I did a boat gig in the Mediterranean for about a year with that guitar player and began playing more jazz tunes. The boat gig put me in a good enough financial situation to buy an upright and attend Berklee College of Music in Boston. I ended up cutting most of my legit classes to play, though. I was fortunate enough to play in the ensembles of people like Ken Pullig and George Garzone and do sessions with Klaus Suonsaari, Ian Froman, Dave Kikoski, Tim Williams, Donald Harrison and others.

I returned to Augusta GA in 1983 and was able to work with not only local players like Tyrone Jefferson (ex-Slide Hampton), Terry Rosen (ex -Woody Herman) but also Clifford Jordan, Junior Mance, and Bill Barron, who came through town. At this time I was also chosen to attend master classes given at the Atlantic Center for the Arts (in New Smyrna Beach FL), one with Elvin Jones and one with Charlie Haden.

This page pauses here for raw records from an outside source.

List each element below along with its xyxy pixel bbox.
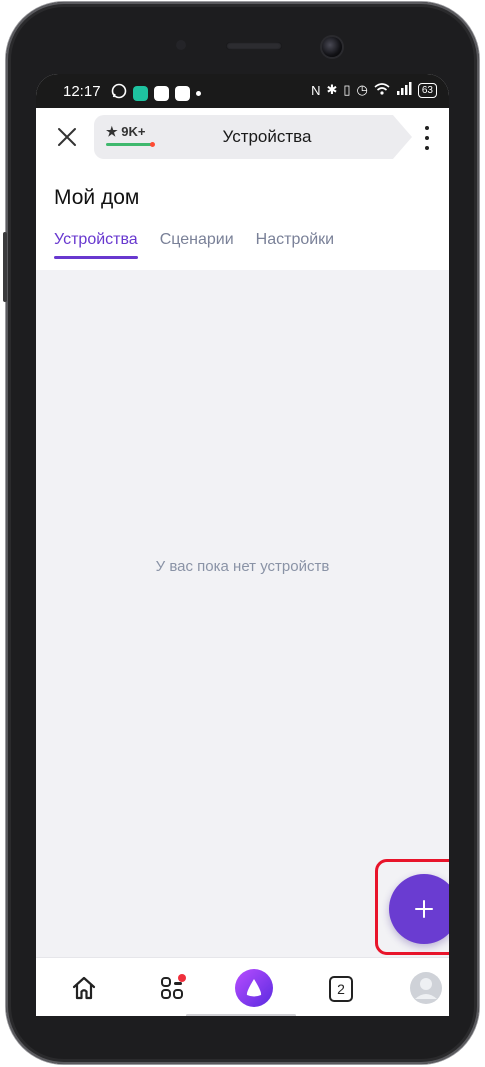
page-header: Мой дом Устройства Сценарии Настройки: [36, 168, 449, 270]
nav-profile[interactable]: [408, 970, 444, 1006]
status-bar: 12:17 N ✱ ▯ ◷ 63: [36, 74, 449, 108]
tab-settings[interactable]: Настройки: [256, 231, 334, 259]
page-title: Мой дом: [54, 186, 140, 209]
close-button[interactable]: [50, 120, 84, 154]
bluetooth-icon: ✱: [326, 82, 338, 97]
profile-avatar: [410, 972, 442, 1004]
phone-frame: 12:17 N ✱ ▯ ◷ 63 ★ 9K+ Устройства Мой до…: [3, 2, 479, 1064]
signal-icon: [396, 82, 412, 98]
volume-button: [3, 232, 7, 302]
nav-home[interactable]: [66, 970, 102, 1006]
dot: [425, 146, 429, 150]
whatsapp-icon: [111, 83, 127, 103]
market-notification-icon: [175, 85, 190, 101]
toolbar-title: Устройства: [222, 127, 312, 146]
nav-services[interactable]: [154, 970, 190, 1006]
home-indicator: [186, 1014, 296, 1016]
browser-toolbar: ★ 9K+ Устройства: [36, 108, 449, 168]
home-icon: [72, 976, 96, 1000]
tab-devices[interactable]: Устройства: [54, 231, 138, 259]
front-camera: [322, 37, 342, 57]
alarm-icon: ◷: [356, 82, 368, 97]
screen: 12:17 N ✱ ▯ ◷ 63 ★ 9K+ Устройства Мой до…: [36, 74, 449, 1016]
sensor-dot: [176, 40, 186, 50]
gallery-notification-icon: [154, 85, 169, 101]
empty-state-message: У вас пока нет устройств: [155, 558, 330, 575]
wifi-icon: [374, 82, 390, 98]
tabs-count: 2: [329, 976, 353, 1002]
nav-tabs[interactable]: 2: [323, 970, 359, 1006]
nav-alice[interactable]: [232, 966, 276, 1010]
dot: [425, 136, 429, 140]
vibrate-icon: ▯: [343, 82, 351, 97]
status-time: 12:17: [63, 83, 101, 100]
close-icon: [58, 128, 76, 146]
app-notification-icon: [133, 85, 148, 101]
notification-icons: [111, 83, 201, 103]
battery-icon: 63: [417, 82, 437, 98]
services-icon: [161, 974, 186, 999]
tab-scenarios[interactable]: Сценарии: [160, 231, 234, 259]
earpiece-speaker: [226, 42, 282, 50]
dot: [425, 126, 429, 130]
system-icons: N ✱ ▯ ◷ 63: [311, 82, 437, 98]
nfc-icon: N: [311, 82, 321, 98]
more-options-button[interactable]: [415, 122, 439, 154]
tab-bar: Устройства Сценарии Настройки: [54, 231, 334, 259]
alice-icon: [235, 969, 273, 1007]
bottom-navigation: 2: [36, 957, 449, 1016]
page-title-pill[interactable]: ★ 9K+ Устройства: [94, 115, 412, 159]
more-notifications-dot: [196, 90, 201, 96]
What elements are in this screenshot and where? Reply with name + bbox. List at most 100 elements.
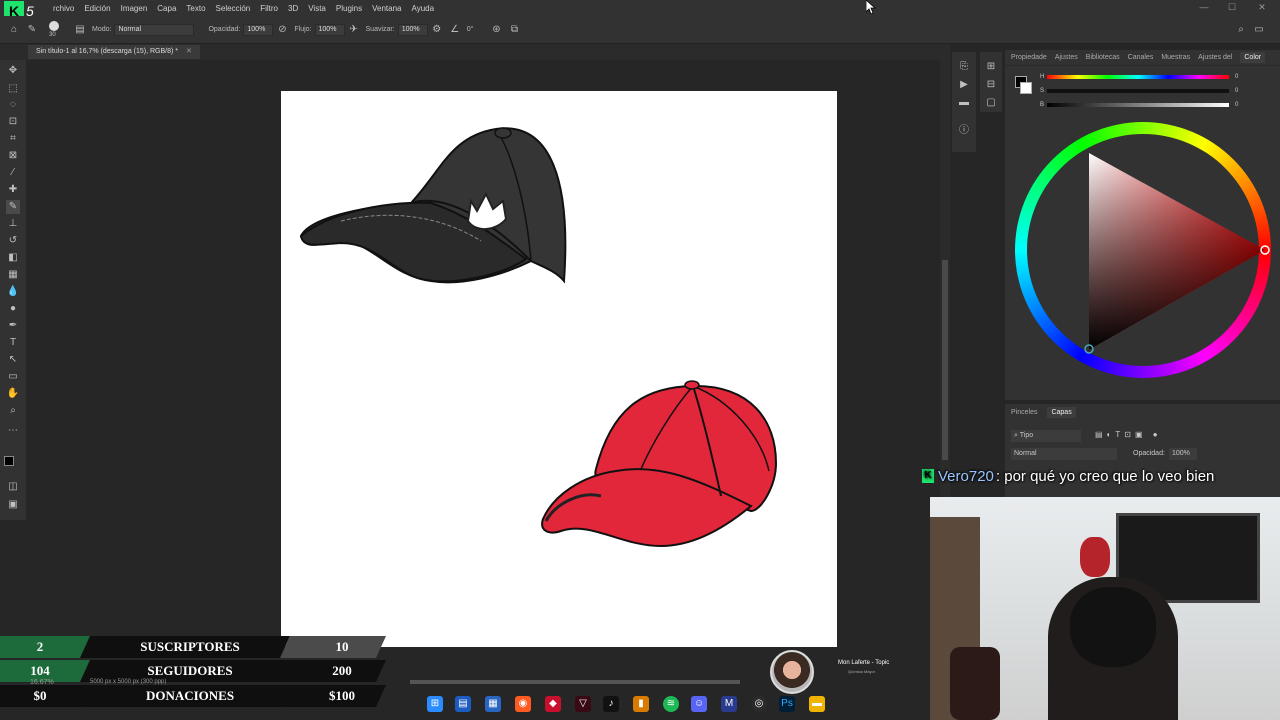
frame-tool-icon[interactable]: ⊠ [6,149,20,163]
menu-window[interactable]: Ventana [367,4,406,13]
layer-filter-icons[interactable]: ▤◐T⊡▣ ● [1095,430,1162,439]
menu-plugins[interactable]: Plugins [331,4,367,13]
discord-icon[interactable]: ☺ [691,696,707,712]
adjustments-panel-icon[interactable]: ⊞ [984,60,998,74]
maximize-icon[interactable]: ☐ [1220,0,1244,16]
search-icon[interactable]: ⌕ [1235,24,1247,36]
tab-layers[interactable]: Capas [1047,406,1076,418]
more-tools-icon[interactable]: ⋯ [6,424,20,438]
airbrush-icon[interactable]: ✈ [348,24,360,36]
brush-tool-icon[interactable]: ✎ [6,200,20,214]
history-panel-icon[interactable]: ⎘ [957,60,971,74]
grid-panel-icon[interactable]: ⊟ [984,78,998,92]
lasso-tool-icon[interactable]: ◌ [6,98,20,112]
document-tab[interactable]: Sin título-1 al 16,7% (descarga (15), RG… [28,45,200,59]
spotify-icon[interactable]: ≋ [663,696,679,712]
menu-type[interactable]: Texto [181,4,210,13]
shape-tool-icon[interactable]: ▭ [6,370,20,384]
app-orange-icon[interactable]: ▮ [633,696,649,712]
brush-panel-icon[interactable]: ▤ [74,24,86,36]
gradient-tool-icon[interactable]: ▦ [6,268,20,282]
horizontal-scrollbar[interactable] [410,680,740,684]
brush-preset-picker[interactable]: 30 [41,17,71,43]
crop-tool-icon[interactable]: ⌗ [6,132,20,146]
menu-select[interactable]: Selección [211,4,256,13]
layer-opacity-field[interactable]: 100% [1169,448,1197,460]
history-brush-tool-icon[interactable]: ↺ [6,234,20,248]
saturation-slider[interactable] [1047,89,1229,93]
calendar-icon[interactable]: ▦ [485,696,501,712]
pressure-size-icon[interactable]: ⊛ [490,24,502,36]
hand-tool-icon[interactable]: ✋ [6,387,20,401]
angle-icon[interactable]: ∠ [449,24,461,36]
home-icon[interactable]: ⌂ [8,24,20,36]
tab-swatches[interactable]: Muestras [1161,54,1190,61]
tab-color[interactable]: Color [1240,52,1266,63]
blur-tool-icon[interactable]: 💧 [6,285,20,299]
opacity-field[interactable]: 100% [243,23,274,36]
menu-layer[interactable]: Capa [152,4,181,13]
app-red-icon[interactable]: ◆ [545,696,561,712]
app-dark-icon[interactable]: ▽ [575,696,591,712]
mode-select[interactable]: Normal [114,23,195,36]
minimize-icon[interactable]: — [1192,0,1216,16]
scrollbar-thumb[interactable] [942,260,948,460]
menu-help[interactable]: Ayuda [407,4,440,13]
info-panel-icon[interactable]: ⓘ [957,124,971,138]
tab-brushes[interactable]: Pinceles [1011,409,1037,416]
smooth-field[interactable]: 100% [397,23,428,36]
tab-close-icon[interactable]: ✕ [186,48,192,55]
menu-file[interactable]: rchivo [48,4,79,13]
canvas[interactable] [281,91,837,647]
blend-mode-select[interactable]: Normal [1011,448,1117,460]
color-wheel[interactable] [1015,122,1271,378]
tab-libraries[interactable]: Bibliotecas [1086,54,1120,61]
menu-view[interactable]: Vista [303,4,331,13]
tab-channels[interactable]: Canales [1128,54,1154,61]
menu-image[interactable]: Imagen [116,4,153,13]
app-blue-icon[interactable]: M [721,696,737,712]
zoom-tool-icon[interactable]: ⌕ [6,404,20,418]
stamp-tool-icon[interactable]: ⊥ [6,217,20,231]
object-select-tool-icon[interactable]: ⊡ [6,115,20,129]
slider-s-value[interactable]: 0 [1235,88,1238,94]
move-tool-icon[interactable]: ✥ [6,64,20,78]
menu-filter[interactable]: Filtro [255,4,283,13]
type-tool-icon[interactable]: T [6,336,20,350]
menu-edit[interactable]: Edición [79,4,115,13]
background-swatch[interactable] [1020,82,1032,94]
folder-icon[interactable]: ▬ [809,696,825,712]
slider-h-value[interactable]: 0 [1235,74,1238,80]
symmetry-icon[interactable]: ⧉ [508,24,520,36]
slider-b-value[interactable]: 0 [1235,102,1238,108]
photoshop-icon[interactable]: Ps [779,696,795,712]
browser-icon[interactable]: ◉ [515,696,531,712]
tab-adjustments[interactable]: Ajustes [1055,54,1078,61]
tiktok-icon[interactable]: ♪ [603,696,619,712]
tab-adjustment-presets[interactable]: Ajustes del [1198,54,1232,61]
comments-panel-icon[interactable]: ▬ [957,96,971,110]
angle-value[interactable]: 0° [467,26,474,33]
workspace-icon[interactable]: ▭ [1253,24,1265,36]
close-icon[interactable]: ✕ [1250,0,1274,16]
brightness-slider[interactable] [1047,103,1229,107]
eyedropper-tool-icon[interactable]: ⁄ [6,166,20,180]
brush-tool-icon[interactable]: ✎ [26,24,38,36]
healing-tool-icon[interactable]: ✚ [6,183,20,197]
chrome-icon[interactable]: ◎ [751,696,767,712]
pressure-opacity-icon[interactable]: ⊘ [276,24,288,36]
tab-properties[interactable]: Propiedade [1011,54,1047,61]
hue-slider[interactable] [1047,75,1229,79]
path-select-tool-icon[interactable]: ↖ [6,353,20,367]
marquee-tool-icon[interactable]: ⬚ [6,82,20,96]
layer-filter-select[interactable]: ⌕ Tipo [1011,430,1081,442]
gear-icon[interactable]: ⚙ [431,24,443,36]
actions-panel-icon[interactable]: ▶ [957,78,971,92]
files-icon[interactable]: ▤ [455,696,471,712]
layer-comps-icon[interactable]: ▢ [984,96,998,110]
menu-3d[interactable]: 3D [283,4,303,13]
dodge-tool-icon[interactable]: ● [6,302,20,316]
quick-mask-icon[interactable]: ◫ [6,480,20,494]
color-triangle[interactable] [1015,122,1271,378]
pen-tool-icon[interactable]: ✒ [6,319,20,333]
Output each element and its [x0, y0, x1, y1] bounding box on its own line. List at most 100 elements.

I moved to NYC in 1987 and the exposure to the scene and the musicians here has been great. I was fortunate to be able to work with Leon Parker when I first moved up here, some trios at AUGIE'S and a quintet doing original music. He taught me a lot about interactivity and assertiveness in a rhythm section. My stint with (singer) Dakota Staton really made me concentrate on the pocket and defining the (harmonic) direction of a piece. Working with such wonderful players (some on a regular basis) has been inspiring. I especially credit my teacher, Joe Solomon (ex-Lennie Tristano), with helping me make tremendous strides over the last few years.